You want to change up the coverage so that the Blazers can’t anticipate it.

Against the LA Lakers, you don’t want to put two on-ball because LeBron James is big enough and a brilliant enough passer to reverse the ball to the weak side corner for threes consistently.

You want to be able to switch in those instances, and while James will always get his, having Gordon’s strength to put on his primary screen threat (Davis) helps matters.

Brian Rothmuller/Icon Sportswire via Getty Images. Pictured: Aaron Gordon #50 of the Denver Nuggets, Kawhi Leonard #2 of the LA Clippers.

Against the Clippers, it’s all isolation, and you simply need better length and athleticism on the perimeter — Gordon brings that.

He also is a better help defender, able to shut off possessions with closeouts without having to run the shooter off and give up a drive. That means more opportunities to help on “naked” doubles.

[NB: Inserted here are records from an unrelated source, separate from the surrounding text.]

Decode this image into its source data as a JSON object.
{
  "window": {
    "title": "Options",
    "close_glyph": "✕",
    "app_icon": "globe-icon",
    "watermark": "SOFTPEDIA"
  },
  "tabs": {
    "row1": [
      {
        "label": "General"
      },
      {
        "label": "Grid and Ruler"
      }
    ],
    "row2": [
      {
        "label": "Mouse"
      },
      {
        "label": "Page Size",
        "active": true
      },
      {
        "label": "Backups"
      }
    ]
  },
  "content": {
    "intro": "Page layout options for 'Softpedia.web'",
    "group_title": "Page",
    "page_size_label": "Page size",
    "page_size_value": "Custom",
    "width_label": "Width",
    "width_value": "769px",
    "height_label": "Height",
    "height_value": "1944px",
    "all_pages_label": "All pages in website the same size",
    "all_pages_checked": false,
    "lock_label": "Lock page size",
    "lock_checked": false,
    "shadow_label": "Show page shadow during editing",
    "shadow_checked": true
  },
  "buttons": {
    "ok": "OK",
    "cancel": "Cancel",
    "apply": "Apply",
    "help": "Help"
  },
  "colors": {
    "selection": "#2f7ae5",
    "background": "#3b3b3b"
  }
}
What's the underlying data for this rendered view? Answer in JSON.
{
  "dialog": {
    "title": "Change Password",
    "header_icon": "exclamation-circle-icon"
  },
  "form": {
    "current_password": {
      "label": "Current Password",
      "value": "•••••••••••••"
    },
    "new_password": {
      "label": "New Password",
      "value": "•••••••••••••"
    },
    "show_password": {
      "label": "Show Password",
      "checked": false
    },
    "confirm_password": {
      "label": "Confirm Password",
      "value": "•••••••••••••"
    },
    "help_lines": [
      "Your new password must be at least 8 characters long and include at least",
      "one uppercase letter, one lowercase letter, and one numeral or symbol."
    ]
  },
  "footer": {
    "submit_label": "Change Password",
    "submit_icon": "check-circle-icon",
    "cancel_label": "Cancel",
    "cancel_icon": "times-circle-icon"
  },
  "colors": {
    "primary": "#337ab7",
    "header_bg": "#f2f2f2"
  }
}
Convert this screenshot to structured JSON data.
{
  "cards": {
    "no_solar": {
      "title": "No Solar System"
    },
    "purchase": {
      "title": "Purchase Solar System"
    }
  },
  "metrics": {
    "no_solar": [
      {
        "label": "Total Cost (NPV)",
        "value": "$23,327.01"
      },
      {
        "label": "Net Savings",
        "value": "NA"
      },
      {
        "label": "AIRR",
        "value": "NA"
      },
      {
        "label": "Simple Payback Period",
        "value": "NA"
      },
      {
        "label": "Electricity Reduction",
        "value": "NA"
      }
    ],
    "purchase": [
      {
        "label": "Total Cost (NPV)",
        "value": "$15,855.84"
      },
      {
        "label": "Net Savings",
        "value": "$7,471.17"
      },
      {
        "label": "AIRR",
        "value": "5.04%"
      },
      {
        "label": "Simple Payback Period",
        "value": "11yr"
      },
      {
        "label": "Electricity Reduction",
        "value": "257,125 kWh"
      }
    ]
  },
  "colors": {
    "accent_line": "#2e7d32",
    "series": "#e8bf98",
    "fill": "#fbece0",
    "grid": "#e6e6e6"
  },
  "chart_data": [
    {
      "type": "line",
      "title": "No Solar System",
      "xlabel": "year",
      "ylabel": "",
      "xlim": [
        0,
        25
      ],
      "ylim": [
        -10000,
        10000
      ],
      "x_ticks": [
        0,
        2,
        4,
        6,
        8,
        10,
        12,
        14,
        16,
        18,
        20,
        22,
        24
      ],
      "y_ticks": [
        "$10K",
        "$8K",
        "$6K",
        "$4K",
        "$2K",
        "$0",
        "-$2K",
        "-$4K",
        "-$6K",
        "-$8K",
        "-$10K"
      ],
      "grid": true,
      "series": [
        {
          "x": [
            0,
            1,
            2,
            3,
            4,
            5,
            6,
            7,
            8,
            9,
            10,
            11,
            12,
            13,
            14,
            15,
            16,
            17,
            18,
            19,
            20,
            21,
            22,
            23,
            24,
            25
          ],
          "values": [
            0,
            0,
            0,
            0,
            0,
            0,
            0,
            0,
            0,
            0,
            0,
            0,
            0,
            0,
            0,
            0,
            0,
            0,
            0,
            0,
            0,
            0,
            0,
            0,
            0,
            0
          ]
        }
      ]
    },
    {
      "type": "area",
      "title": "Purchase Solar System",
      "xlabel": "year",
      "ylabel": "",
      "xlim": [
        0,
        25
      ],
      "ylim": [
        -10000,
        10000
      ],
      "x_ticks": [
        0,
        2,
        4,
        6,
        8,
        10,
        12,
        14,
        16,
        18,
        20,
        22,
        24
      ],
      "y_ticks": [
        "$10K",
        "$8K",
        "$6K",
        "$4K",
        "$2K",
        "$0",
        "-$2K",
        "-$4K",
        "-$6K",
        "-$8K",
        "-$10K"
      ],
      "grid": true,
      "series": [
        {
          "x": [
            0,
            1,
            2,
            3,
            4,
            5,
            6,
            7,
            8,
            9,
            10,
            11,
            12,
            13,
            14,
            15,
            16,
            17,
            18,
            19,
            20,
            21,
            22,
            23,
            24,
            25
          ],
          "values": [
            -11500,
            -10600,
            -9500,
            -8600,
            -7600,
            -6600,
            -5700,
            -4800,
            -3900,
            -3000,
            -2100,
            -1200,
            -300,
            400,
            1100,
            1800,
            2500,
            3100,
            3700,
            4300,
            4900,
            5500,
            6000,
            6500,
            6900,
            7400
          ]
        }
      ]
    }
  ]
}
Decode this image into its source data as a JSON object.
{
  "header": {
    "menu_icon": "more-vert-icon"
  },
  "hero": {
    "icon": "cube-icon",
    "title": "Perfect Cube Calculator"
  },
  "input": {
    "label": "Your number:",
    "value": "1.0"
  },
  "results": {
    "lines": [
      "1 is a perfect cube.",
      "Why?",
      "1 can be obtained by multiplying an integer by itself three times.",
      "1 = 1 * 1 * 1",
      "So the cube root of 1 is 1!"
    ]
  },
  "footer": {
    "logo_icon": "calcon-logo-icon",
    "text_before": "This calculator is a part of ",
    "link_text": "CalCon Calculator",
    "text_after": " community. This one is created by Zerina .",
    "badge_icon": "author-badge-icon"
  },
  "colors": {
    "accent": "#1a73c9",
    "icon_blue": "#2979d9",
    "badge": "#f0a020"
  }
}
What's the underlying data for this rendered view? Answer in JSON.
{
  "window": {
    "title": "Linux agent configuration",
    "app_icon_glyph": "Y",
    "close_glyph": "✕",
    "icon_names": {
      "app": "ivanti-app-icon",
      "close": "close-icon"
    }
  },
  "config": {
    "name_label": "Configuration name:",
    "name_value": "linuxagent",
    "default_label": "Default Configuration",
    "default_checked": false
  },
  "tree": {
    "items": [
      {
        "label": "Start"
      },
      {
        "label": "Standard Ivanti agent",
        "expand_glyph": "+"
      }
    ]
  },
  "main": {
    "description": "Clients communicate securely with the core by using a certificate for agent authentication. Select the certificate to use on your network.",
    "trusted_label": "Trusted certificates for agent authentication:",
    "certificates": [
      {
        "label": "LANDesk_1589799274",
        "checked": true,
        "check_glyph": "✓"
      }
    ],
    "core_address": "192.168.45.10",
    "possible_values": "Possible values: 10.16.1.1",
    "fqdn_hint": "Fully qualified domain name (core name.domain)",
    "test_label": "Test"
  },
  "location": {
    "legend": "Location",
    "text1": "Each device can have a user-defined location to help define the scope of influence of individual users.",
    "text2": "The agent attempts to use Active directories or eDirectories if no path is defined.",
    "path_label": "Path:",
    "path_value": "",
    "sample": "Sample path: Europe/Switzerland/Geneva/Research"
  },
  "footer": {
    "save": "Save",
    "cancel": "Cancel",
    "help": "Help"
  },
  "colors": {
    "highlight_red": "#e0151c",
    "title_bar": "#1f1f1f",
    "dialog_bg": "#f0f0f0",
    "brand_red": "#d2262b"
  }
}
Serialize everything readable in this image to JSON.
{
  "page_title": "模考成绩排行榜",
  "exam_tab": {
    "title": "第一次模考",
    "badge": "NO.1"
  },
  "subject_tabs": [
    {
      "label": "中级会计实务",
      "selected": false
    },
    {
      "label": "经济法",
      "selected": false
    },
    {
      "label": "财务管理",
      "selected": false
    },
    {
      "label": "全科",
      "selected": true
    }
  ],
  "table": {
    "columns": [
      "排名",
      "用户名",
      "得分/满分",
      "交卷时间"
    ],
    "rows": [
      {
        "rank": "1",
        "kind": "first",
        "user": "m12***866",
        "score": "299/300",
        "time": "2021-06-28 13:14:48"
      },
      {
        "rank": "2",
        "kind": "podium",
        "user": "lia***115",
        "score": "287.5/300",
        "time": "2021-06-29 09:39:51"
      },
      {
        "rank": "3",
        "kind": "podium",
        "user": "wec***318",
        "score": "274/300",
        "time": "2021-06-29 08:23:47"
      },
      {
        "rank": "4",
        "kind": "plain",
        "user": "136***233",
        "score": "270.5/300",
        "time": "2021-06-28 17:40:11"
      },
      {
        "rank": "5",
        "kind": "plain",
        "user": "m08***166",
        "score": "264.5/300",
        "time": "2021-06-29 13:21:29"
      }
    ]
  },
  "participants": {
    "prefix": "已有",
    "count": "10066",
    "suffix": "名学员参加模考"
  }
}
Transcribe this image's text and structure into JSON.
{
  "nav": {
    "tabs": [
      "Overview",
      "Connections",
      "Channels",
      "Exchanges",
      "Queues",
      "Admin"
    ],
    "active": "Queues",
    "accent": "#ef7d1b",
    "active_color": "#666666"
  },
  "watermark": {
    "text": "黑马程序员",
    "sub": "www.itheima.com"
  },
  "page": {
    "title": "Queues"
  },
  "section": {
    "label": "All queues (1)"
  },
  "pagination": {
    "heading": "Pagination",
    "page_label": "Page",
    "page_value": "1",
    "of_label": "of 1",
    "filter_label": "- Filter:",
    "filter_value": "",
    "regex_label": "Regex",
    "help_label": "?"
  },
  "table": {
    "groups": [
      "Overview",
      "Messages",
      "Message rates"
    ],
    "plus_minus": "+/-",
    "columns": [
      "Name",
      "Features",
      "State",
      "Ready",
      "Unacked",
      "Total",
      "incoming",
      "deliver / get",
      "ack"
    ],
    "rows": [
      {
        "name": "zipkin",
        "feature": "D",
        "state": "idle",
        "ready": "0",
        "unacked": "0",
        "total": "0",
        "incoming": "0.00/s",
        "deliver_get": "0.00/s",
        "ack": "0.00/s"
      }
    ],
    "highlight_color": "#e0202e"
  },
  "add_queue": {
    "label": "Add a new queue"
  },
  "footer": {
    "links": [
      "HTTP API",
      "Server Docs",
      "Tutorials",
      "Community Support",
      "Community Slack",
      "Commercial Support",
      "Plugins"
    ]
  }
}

Denver has been brilliant the past three seasons, and especially in last year’s playoffs, because of what they did well. Now, they’re expanding that menu of options.


SO WHAT DOES THIS MEAN?

Well, first off, let’s slow down. It’s been four games. They beat the Sixers without their best player, the Clippers without Ibaka or Beverley and with Paul George on a minutes restriction, the Atlanta Hawks and the Magic.

Their schedule picks up over the next few weeks, with two games against the San Antonio Spurs this week, then the Golden State Warriors and Miami Heat next week. They will lose some games, this is not a new superteam.

However, if the playoffs are determined by star firepower, the Nuggets presently boast the most in the Western Conference. The Lakers are driven almost entirely by LeBron and Davis, the Clippers by Kawhi and George.

The Utah Jazz are more team-centric, but there’s reason for skepticism about Rudy Gobert’s impact in the playoffs. The Phoenix Suns have a healthy, well-rounded roster, but most of it has zero major playoff experience, save for Chris Paul and Jae Crowder.

The Nuggets have four players capable of scoring 20 or more who are all willing passers. Jamal Murray’s defense has improved by leaps and bounds to where I’m willing to call him good in most instances, and Michael Porter Jr. has cut down on his bone-headed mistakes enough to where his athleticism and effort make up for his deficiencies.

Bart Young/NBAE via Getty Images. Pictured: Aaron Gordon #50 of the Denver Nuggets high fives his teammate JaMychal Green #0.

The Nuggets were playing well before the trade. They had stabilized, put their early-season struggles behind them, but they weren’t really a threat. They didn’t have the athleticism and scoring punch, after losing Jerami Grant in the summer, to make another Western Conference Finals run.

Now? The Nuggets have a serious claim to the second-best team in the conference.

Who is Denver scared of?

The Lakers? They should be, but the Nuggets absolutely feel that they could have won that series last year and their own mistakes were what doomed them, not the Lakers’ superiority.

The Clippers? Already beat them, after being down 3-1. The Jazz? Same. The Suns? Great team, but not scary. The Blazers? Damian Lillard is scary, the Blazers are not.

Denver is as vulnerable to an upset as anyone; a Denver-Dallas series would be close to disastrous for the Nuggets. However, they are also maybe better primed.

If you are betting based on the ceiling, Denver has moved into prime position to once again play spoiler in the Western Conference.

Sometimes it pays to be an optimist.